Each parabola (quadratic) is easily calculated using Babbage differences. Based on the factorisation of pⁿ, in this case 2ⁿ, each parabola starts at (2^n-i,2ⁱ), reaches its peak values in between (2^n-1+1,2^n-1) and (2^n-1,2^n-1+1), and on to (2ⁱ,2^n-i) and (0, (2ⁿ+2^n-i). Indeed, the extension (by one step in both directions, to the 0th row and 0th colummn) of each of the lines can be noted:

- (2,0) (1,32) (0,64)
- (3,0) (2,16) (1,32) (0,48)
- (5,0 (4,8) (3,16) (2,24) (1,32) (0,40)
- (9,0) (8,4) (7,8) (6,12) (5,16) (4,20) (3,24) (2,28) (1,32) (0,36)
- (17,0) (16,2) (16,2) (15,4) (14,6) (13,8) (12,10) (11,12) (10,14) (9,16)
     (8,18) (7,20) (6,22) (5,24) (4,26) (3,28) (2,30) (1,32) (0,34)
- (33,0) (32,1) (31,2) (30,3) (29,4) (28,5) (27,6) (26,7) (25,8)
     (24,9) (23,10) (22,11) (21,12) (20,13) (19,14) (18,15) (17,16)
     (16,17) (15,18) (14,19) (13,20) (12,21) (11,22) (10,23) (9,24)
     (8,25) (7,26) (6,27) (5,28) (4,29) (3,30) (2,31) (1,32) (0,33)

To be tied in with HCF, unexpected alignments in factors, or in the expansion of the sieve of Eratosthenes, rational fractions, notes of the diatonic music scale, Lissajou figures, unexpected resonnance.

If these were to be considered the fall-lines, they must pass contours that are perpendicular to them, namely with gradients of m, 1/n, n, and 1/m, respectively. But then, returning to the analogy with Bragg-type analysis, the X-rays are not constrainted to falling perpendicularly on each layer of the crystal.

It is not clear, at present, whether any of this is leading anywhere useful, but at least it has been enjoyable dabbling just for the fun of it, to see where it might lead (to be continued).

Philosophical analogy

The Difference Engine hints at a possible philosophical analogy. If an error occurs in a calculation, either due to mechanical failure, or an inherent rounding error, it manifests as an apparent divergent wave of errors in all of the differences columns, all the way out to the D_∞ column, and building up not just into future rows of the calculation, but also seemingly retrospectively into past rows.

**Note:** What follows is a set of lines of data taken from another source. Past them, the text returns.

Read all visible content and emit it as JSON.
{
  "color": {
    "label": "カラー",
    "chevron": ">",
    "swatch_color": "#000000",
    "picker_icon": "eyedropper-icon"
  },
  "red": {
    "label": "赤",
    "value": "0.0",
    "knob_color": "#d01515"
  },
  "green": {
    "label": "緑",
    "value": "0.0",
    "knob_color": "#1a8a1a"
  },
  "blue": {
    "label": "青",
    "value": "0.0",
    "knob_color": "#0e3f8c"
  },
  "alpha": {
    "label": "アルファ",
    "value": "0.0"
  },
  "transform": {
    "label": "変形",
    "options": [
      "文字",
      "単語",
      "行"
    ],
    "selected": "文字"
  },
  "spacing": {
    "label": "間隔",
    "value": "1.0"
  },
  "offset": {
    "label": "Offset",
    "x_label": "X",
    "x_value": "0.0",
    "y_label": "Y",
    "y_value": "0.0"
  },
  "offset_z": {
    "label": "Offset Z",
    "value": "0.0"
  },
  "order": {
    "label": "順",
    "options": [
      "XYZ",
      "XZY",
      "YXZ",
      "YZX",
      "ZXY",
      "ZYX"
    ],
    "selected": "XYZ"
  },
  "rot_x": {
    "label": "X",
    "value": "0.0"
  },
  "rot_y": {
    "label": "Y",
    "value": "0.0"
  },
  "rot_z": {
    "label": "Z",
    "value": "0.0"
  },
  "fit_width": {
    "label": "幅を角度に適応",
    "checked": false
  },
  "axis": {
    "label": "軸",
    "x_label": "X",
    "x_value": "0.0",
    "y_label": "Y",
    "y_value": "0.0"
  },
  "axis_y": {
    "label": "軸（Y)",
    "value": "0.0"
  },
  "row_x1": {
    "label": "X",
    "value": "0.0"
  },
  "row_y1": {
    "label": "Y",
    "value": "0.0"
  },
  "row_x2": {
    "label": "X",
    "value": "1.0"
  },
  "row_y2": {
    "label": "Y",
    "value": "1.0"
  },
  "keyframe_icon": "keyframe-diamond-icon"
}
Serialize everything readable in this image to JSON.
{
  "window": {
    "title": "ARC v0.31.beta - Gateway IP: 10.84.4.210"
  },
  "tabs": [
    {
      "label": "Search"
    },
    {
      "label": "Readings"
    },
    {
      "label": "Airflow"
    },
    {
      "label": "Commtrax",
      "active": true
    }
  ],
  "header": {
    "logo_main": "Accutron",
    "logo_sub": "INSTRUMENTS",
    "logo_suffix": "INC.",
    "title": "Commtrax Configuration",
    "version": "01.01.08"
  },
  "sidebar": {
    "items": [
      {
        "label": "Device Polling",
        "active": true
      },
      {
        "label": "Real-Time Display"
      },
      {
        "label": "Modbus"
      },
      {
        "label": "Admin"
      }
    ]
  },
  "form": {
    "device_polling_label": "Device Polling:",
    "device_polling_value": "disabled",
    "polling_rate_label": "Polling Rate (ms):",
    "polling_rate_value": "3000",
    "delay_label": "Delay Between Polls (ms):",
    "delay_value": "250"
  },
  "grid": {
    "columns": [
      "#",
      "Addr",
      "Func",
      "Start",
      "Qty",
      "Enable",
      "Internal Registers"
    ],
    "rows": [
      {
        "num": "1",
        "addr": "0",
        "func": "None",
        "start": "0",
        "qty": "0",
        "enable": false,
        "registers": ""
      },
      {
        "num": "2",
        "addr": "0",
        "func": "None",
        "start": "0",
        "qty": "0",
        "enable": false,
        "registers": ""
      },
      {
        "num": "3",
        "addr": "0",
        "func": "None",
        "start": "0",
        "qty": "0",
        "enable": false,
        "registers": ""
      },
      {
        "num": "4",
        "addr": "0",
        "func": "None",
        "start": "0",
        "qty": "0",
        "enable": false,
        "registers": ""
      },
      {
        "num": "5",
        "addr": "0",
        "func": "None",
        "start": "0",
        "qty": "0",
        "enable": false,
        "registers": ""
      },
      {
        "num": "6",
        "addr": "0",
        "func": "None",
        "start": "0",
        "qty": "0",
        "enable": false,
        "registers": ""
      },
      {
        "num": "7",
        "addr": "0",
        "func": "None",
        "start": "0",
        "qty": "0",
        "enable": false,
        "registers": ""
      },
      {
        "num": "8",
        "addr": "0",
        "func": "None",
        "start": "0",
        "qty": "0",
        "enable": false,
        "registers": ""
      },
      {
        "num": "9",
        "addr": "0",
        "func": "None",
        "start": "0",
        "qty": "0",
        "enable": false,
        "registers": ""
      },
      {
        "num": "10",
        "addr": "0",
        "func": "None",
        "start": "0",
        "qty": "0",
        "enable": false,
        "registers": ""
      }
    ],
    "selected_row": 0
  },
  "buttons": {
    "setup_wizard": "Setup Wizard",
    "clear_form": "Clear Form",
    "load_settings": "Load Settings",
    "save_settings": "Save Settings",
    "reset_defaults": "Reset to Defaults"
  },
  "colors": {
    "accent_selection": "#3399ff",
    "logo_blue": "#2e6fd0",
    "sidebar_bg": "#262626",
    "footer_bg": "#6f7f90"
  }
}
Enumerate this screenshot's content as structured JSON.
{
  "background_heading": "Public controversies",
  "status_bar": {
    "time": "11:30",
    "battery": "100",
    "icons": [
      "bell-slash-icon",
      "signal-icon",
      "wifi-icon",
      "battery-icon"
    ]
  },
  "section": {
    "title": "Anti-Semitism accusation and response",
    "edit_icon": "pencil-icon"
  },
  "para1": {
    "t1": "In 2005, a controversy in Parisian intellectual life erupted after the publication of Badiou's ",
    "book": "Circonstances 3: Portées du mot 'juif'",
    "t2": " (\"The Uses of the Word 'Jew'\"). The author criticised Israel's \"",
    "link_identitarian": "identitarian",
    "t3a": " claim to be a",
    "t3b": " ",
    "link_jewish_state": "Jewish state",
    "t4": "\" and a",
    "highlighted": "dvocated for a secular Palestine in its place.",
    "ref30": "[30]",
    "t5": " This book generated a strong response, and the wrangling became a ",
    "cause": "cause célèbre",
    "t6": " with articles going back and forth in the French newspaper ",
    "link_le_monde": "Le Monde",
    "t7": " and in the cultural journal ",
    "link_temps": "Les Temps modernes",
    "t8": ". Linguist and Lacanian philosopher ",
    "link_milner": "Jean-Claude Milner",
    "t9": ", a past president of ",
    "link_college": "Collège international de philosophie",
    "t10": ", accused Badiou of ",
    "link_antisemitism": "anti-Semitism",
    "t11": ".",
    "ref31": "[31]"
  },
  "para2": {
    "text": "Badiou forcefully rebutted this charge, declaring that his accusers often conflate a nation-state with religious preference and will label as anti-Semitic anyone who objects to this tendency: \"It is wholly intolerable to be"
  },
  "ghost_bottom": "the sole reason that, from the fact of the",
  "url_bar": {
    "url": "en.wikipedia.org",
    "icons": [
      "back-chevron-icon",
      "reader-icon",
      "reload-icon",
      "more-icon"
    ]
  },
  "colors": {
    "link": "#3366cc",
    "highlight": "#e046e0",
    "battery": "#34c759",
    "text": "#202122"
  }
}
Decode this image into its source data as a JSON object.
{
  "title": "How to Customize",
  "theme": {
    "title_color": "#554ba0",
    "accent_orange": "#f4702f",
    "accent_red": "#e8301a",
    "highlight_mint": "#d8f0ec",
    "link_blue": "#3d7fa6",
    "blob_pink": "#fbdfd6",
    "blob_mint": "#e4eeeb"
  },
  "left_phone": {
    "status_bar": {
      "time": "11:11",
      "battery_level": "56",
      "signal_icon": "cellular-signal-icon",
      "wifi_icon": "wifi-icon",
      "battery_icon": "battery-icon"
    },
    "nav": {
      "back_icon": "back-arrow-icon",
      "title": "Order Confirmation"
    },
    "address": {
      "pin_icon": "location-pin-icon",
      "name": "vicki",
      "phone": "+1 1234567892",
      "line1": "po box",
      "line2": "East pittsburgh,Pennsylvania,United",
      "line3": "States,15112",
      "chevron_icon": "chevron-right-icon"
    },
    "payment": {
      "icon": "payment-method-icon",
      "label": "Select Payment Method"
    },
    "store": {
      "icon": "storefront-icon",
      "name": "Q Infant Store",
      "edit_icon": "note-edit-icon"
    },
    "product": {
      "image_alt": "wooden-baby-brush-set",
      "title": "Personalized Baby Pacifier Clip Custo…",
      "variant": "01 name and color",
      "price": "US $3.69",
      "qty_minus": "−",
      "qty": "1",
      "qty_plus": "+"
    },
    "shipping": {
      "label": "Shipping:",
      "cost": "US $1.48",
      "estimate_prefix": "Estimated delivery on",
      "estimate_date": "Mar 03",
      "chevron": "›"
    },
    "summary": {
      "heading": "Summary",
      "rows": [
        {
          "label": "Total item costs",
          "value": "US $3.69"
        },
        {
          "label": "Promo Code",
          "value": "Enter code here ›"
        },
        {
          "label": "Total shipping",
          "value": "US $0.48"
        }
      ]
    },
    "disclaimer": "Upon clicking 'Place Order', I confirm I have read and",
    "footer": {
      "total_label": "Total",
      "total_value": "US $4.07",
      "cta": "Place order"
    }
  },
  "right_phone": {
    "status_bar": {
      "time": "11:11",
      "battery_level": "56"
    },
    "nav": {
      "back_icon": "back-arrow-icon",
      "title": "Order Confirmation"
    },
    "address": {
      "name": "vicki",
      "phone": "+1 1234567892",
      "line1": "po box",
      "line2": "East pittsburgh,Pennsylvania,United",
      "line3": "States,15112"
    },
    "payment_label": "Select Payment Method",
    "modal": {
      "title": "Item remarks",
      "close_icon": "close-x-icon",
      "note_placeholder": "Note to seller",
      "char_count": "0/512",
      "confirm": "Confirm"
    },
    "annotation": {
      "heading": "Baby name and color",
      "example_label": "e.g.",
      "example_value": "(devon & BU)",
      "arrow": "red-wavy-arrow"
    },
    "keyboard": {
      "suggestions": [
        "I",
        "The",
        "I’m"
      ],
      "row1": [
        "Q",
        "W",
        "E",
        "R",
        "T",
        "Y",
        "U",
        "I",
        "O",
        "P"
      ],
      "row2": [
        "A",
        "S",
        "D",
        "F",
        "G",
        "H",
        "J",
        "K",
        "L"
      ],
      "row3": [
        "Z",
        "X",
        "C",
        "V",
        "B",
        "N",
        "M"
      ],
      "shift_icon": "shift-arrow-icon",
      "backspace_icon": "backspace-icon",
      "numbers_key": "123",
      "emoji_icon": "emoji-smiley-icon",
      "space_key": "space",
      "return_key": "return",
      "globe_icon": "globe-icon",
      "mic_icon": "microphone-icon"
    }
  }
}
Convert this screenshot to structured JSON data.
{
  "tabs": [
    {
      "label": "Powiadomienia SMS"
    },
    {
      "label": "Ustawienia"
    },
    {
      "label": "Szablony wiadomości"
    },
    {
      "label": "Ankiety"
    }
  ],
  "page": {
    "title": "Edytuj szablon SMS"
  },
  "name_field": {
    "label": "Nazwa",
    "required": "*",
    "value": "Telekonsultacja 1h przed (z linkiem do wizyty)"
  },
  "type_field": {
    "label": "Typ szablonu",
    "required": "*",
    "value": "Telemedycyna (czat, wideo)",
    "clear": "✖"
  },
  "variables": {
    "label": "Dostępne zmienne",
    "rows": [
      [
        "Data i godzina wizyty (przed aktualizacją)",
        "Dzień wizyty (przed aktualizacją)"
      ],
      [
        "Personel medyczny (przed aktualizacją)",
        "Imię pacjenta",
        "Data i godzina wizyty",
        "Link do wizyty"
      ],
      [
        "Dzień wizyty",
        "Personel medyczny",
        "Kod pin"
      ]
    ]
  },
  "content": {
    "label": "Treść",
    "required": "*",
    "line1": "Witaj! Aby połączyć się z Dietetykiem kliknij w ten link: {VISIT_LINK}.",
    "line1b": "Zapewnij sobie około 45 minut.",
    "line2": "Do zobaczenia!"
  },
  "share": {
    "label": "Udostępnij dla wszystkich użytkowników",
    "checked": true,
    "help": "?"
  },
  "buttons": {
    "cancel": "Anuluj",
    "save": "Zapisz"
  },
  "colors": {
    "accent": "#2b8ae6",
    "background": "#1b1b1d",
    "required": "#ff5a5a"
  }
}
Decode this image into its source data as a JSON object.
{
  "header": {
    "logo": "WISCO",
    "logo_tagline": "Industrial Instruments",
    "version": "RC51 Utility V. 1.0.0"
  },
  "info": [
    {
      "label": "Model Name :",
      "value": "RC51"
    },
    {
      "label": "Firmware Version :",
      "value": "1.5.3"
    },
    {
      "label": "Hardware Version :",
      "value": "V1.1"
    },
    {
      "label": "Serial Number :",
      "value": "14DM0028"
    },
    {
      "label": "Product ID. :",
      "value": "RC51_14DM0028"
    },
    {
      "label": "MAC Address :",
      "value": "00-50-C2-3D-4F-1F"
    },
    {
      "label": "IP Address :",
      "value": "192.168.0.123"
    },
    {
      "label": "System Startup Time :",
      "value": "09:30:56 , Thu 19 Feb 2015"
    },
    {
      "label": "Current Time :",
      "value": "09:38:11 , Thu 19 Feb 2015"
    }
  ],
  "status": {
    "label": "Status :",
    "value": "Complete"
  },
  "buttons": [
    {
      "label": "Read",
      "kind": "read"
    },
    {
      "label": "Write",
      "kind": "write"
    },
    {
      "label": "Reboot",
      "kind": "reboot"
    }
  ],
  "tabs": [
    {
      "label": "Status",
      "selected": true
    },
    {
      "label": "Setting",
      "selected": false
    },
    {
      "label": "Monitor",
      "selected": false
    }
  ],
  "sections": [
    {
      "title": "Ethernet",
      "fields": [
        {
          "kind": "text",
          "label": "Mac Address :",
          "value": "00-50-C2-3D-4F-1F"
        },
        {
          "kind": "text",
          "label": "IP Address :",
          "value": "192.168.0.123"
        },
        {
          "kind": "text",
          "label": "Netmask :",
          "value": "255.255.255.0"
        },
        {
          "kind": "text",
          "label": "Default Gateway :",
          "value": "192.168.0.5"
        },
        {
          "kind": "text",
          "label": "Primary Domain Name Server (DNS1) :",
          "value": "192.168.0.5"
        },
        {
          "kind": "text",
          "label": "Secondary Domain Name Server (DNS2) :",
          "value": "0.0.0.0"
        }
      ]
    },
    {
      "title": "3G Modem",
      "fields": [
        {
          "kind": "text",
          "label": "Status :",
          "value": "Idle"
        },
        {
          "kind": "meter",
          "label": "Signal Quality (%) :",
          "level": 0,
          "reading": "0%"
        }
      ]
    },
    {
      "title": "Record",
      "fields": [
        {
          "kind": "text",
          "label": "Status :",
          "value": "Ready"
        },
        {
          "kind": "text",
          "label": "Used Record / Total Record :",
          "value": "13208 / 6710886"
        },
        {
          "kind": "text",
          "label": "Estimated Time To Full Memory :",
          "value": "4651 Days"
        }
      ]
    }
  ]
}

Glitches in the desceptively smooth process, like finding unexpected harmonics with Lissajou figures.

With the Mersenne primes, occasional non-prime values are thrown up, phase-locked loop or Lissajou-like resonnance, that occurs for r=11. Chaotic patterns in the vicinity of prime numbers posing threats to the Mersenne numbers being prime.